Furthermore, an ICT agency may provide an enhanced opportunity for education to achieve a vibrant technology-enabled youthful demographics to trigger the creative effervescence required for a breakthrough in science and technology to achieve a breakthrough in socio-economic and political consequences. The economic fallout, anti-investor consequences, and stalling opportunities for youth employment and job creation are no financial consequences. However, this area has shown tremendous potential to attract investment in information and communication science and technology. A vibrant technology-driven sector can create high-quality, well-paying jobs and deconstruct the present stultification and a threat to the cozy arrangements into economic prominence.

Mamudu: Using propaganda to stymie information, communication, science, and technology is a lost battle. While the struggle lasts, there is an opportunity cost. Lost investments are mounting in a country starved of jobs. The price of an antediluvian public policy influencer is horrendous. Civil society and vital components such as the organized business sector had better speak out of self-interest now. The informal sector, which has become so dependent on the new technologies, is a clear existential threat (plumbers, myriad artisans, and traders now consider belonging to WhatsApp groups, Twitter, etc., as de rigor).

Mamudu: President Adama Barrow has to slash and merge his many departments and ministries with constitutional powers. I, therefore, cannot rate the performance one way or the other. However, I published memoranda and proposals to eliminate the Department and Ministry of Information. The NPP/APRC-led coalition campaigned on the platform of change. The public service has a vital role in designing and implementing a comprehensive change program.
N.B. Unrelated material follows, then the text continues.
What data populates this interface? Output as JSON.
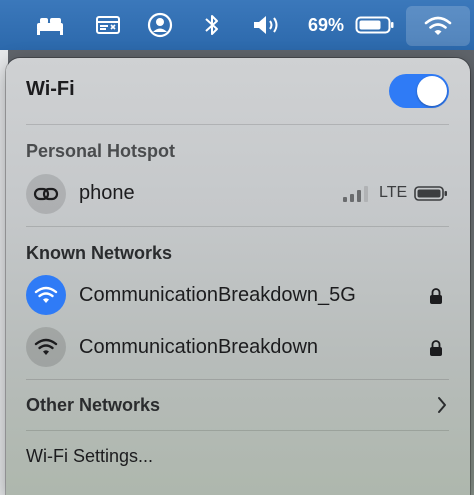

To succeed, the public service has to realign its structure, re-engineer its processes, develop performance benchmarks and the appropriate monitoring and evaluation instruments, and link its service-delivery mechanisms with citizens’ preferences and priorities.

President Adama Barrow and his government should try to slash the number of departments and ministries and even the number of cabinet ministers by combining some departments in the process of reconfiguring the state and improving public sector efficiency challenges and opportunities, whereas President Barrow’s new government seen as an integral part of his administration to attempts to tackle the legacy of having more extraordinary powers after merging with the many numbers of departments and ministries to reduce the size of government and Cabinet ministers. This is a significant move toward downscaling the size of government. Many believe a government meant to serve 2 million people should not be bloated, which is agreed upon by a consensus. Of course, President Barrow must immediately reconfigure and slash the size of his cabinet in an ideal. However, we also see it as a process that should finally lead us to the blueprint type of government we all seek.

Mamudu: If the NPP wants to burnish its change credentials (and prove that it is genuinely committed to change), the public service ought to have been its priority. President Barrow needs to move decisively and take control of the situation fast. Appointment of competent, merit and loyalist Cabinet Ministers (as I earlier recommended) is a good starting point. With the NPP Administration getting ready for the second lap of its first-year race (with time and opponents), President Barrow’s well-wishers must prevail upon him to act fast.